The recall will cover a large portion of the 284 million vehicles now on American roads, but the percentage is difficult to determine. Some have ARC pump for both driver and front passenger.

In a letter released Friday, the agency told ARC that it has tentatively concluded after an eight-year investigation that the ARC front driver and passenger pump has a safety flaw.

“Airbag inflators that project metal fragments into the vehicle’s occupants, instead of properly inflating the deployed airbag, create an unreasonable risk of death and injury,” Stephen Ridella, director of NHTSA’s Office of Defects Investigation, wrote in a letter to ARC.

But ARC responded that no defect exists in the inflators and that any problems are related to isolated manufacturing issues.

The next step in the process is for NHTSA to schedule a public hearing.
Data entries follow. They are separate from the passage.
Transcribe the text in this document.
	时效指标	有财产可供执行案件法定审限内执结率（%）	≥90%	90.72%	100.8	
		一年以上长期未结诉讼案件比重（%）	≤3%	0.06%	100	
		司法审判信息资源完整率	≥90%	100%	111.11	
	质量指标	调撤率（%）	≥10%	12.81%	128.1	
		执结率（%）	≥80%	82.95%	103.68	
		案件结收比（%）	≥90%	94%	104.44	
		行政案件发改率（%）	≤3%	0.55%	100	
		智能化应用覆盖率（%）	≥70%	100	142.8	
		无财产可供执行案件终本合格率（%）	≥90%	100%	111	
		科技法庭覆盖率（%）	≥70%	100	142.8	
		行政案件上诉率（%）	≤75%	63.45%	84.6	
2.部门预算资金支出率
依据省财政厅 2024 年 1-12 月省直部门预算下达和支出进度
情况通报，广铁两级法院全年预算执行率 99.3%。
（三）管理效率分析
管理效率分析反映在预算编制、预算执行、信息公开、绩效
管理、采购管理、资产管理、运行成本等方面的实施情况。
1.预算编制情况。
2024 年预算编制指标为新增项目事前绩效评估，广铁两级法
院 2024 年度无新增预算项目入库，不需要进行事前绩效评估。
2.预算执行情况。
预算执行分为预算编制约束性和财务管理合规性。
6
It could then take the company to court to force a recall.

“We disagree with NHTSA’s new extensive request when extensive field testing has found no inherent defects,” ARC said in a statement Friday night.

Also Friday, NHTSA released documents showing General Motors is recalling nearly 1 million vehicles equipped with ARC blowers. The recall covers certain 2014-2017 Buick Enclave, Chevrolet Traverse and GMC Acadia SUVs.
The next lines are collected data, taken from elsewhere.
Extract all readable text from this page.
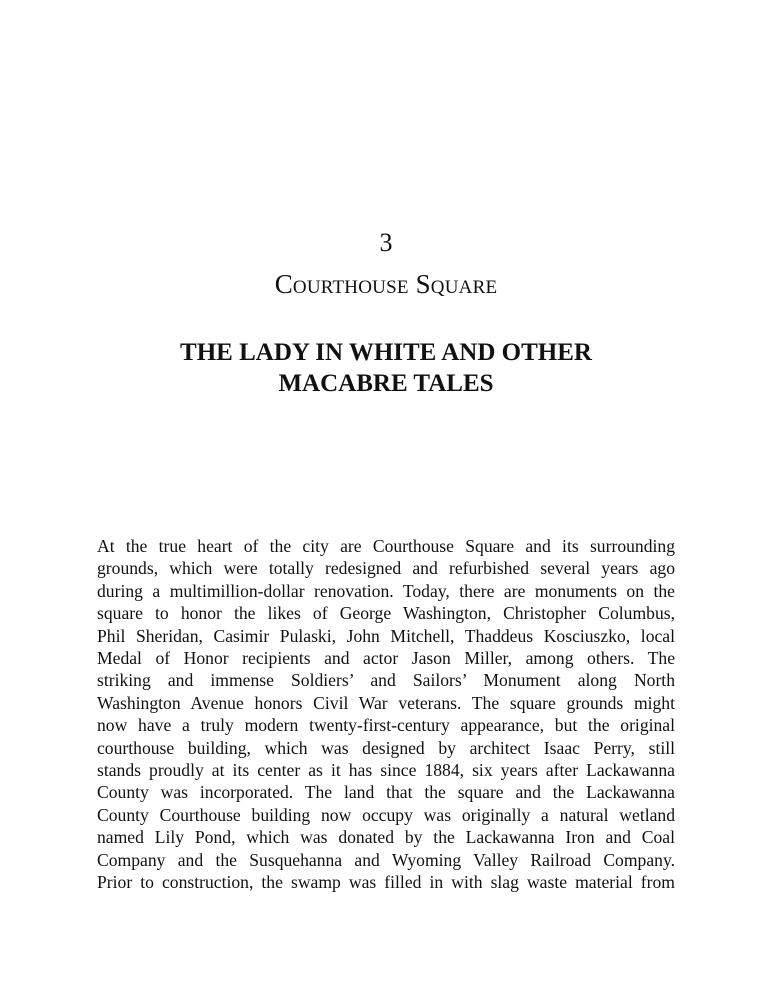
3
Courthouse Square
THE LADY IN WHITE AND OTHER
MACABRE TALES
At the true heart of the city are Courthouse Square and its surrounding
grounds, which were totally redesigned and refurbished several years ago
during a multimillion-dollar renovation. Today, there are monuments on the
square to honor the likes of George Washington, Christopher Columbus,
Phil Sheridan, Casimir Pulaski, John Mitchell, Thaddeus Kosciuszko, local
Medal of Honor recipients and actor Jason Miller, among others. The
striking and immense Soldiers’ and Sailors’ Monument along North
Washington Avenue honors Civil War veterans. The square grounds might
now have a truly modern twenty-first-century appearance, but the original
courthouse building, which was designed by architect Isaac Perry, still
stands proudly at its center as it has since 1884, six years after Lackawanna
County was incorporated. The land that the square and the Lackawanna
County Courthouse building now occupy was originally a natural wetland
named Lily Pond, which was donated by the Lackawanna Iron and Coal
Company and the Susquehanna and Wyoming Valley Railroad Company.
Prior to construction, the swamp was filled in with slag waste material from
The automaker says an explosion of the pump “could cause sharp metal fragments to strike the driver or other passengers, resulting in serious injury or death.”

Owners will be notified by letter starting June 25, but no solution is available yet. They will receive another letter when one is ready.
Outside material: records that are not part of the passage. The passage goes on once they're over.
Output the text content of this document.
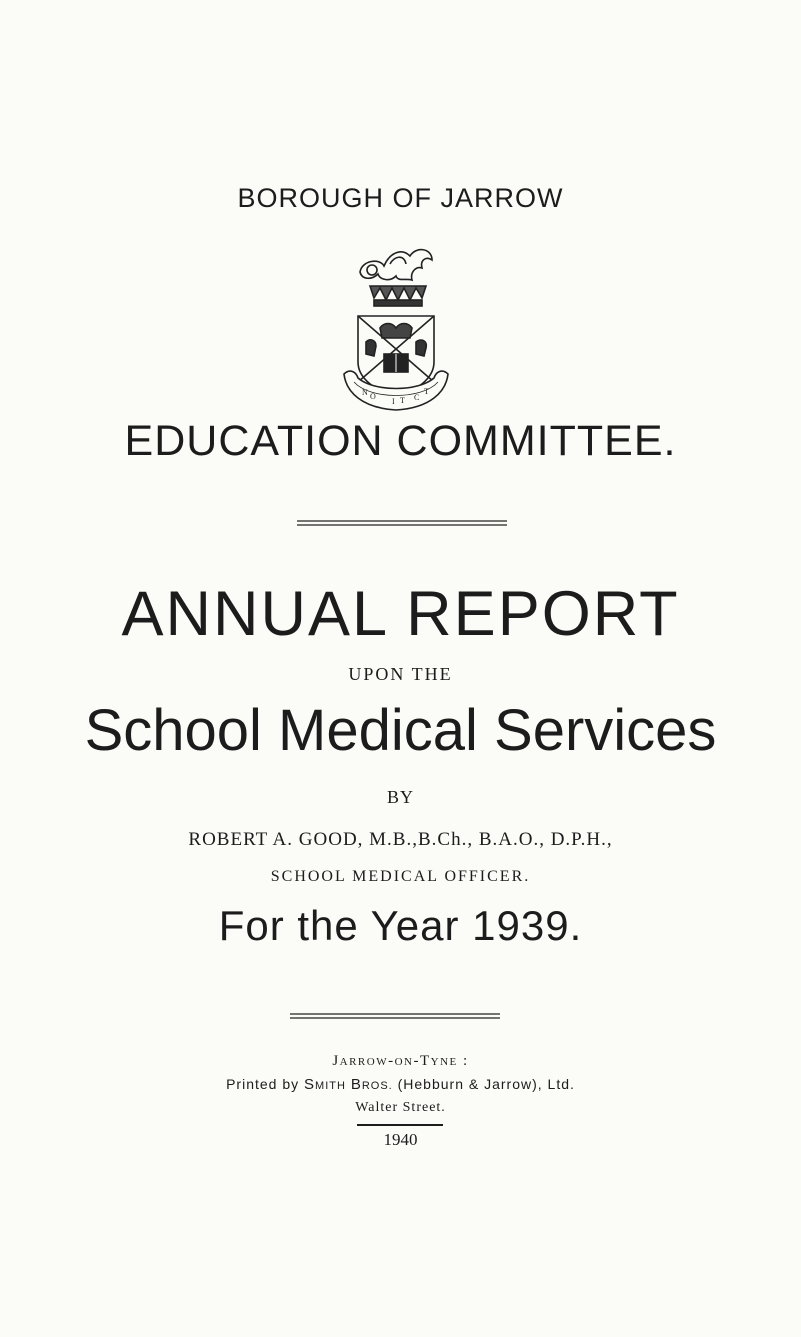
BOROUGH OF JARROW
N O
I T C
T
EDUCATION COMMITTEE.
ANNUAL REPORT
UPON THE
School Medical Services
BY
ROBERT A. GOOD, M.B.,B.Ch., B.A.O., D.P.H.,
SCHOOL MEDICAL OFFICER.
For the Year 1939.
Jarrow-on-Tyne :
Printed by SMITH BROS. (Hebburn & Jarrow), Ltd.
Walter Street.
1940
GM says it will offer “courtesy transportation” on a case-by-case basis to owners who fear driving vehicles that are part of the recall.

The company said it is making the recall, which expands on previous actions, “out of an abundance of caution and with the safety of our customers as our highest priority.”

One of the two deaths was a mother of 10 who was killed in what appeared to be an otherwise minor crash in Michigan’s Upper Peninsula in the summer of 2021. Police reports show a metal inflator fragment struck her neck in a crash with a 2015 Chevrolet. Travers SUV.

At least a dozen automakers have the allegedly defective air pumps in use, including Volkswagen, Ford, BMW and GM, NHTSA said.

The agency claims that welding residue from the manufacturing process can block an “exit opening” for gas released to inflate the airbag in a crash. Any blockage can cause pressure to build up in the inflator, blowing it apart and throwing metal fragments, Ridella’s letter says.

But in a response to Ridella dated May 11, ARC Vice President of Product Integrity Steve Gold wrote that NHTSA’s position is not based on any objective engineering or technical conclusion of a defect, “but rather conclusory statements regarding hypothesized blockage of the inflator orifice from ‘weld slag.'”

He wrote that weld debris has not been confirmed as the cause of any of the seven inflator ruptures in the US ARC claims that only five ruptured during use, and that “does not support a finding that a systemic and widespread defect exists in this population.”

Gold also writes that manufacturers must do recalls, not equipment manufacturers like ARC. NHTSA’s recall requirements, he wrote, exceed the agency’s legal authority.

In a federal lawsuit filed last year, plaintiffs alleged that ARC’s inflators use ammonium nitrate as a secondary propellant to inflate the airbags. The propellant is pressed into tablets which can expand and develop microscopic holes if exposed to moisture. Degraded tablets have a larger surface area, causing them to burn too quickly and ignite too large explosions, according to the lawsuit.

The explosion can blow apart a metal container containing the chemical, sending metal shards into the cabin. Ammonium nitrate, used in fertilizer and as a cheap explosive, is so dangerous that it can burn too quickly even without moisture present, the lawsuit states.

The plaintiffs allege that ARC inflators have blown apart seven times on U.S. roads and two other times in ARC testing. There have so far been five limited recalls of the booster pumps involving about 5,000 vehicles, including three recalls by GM.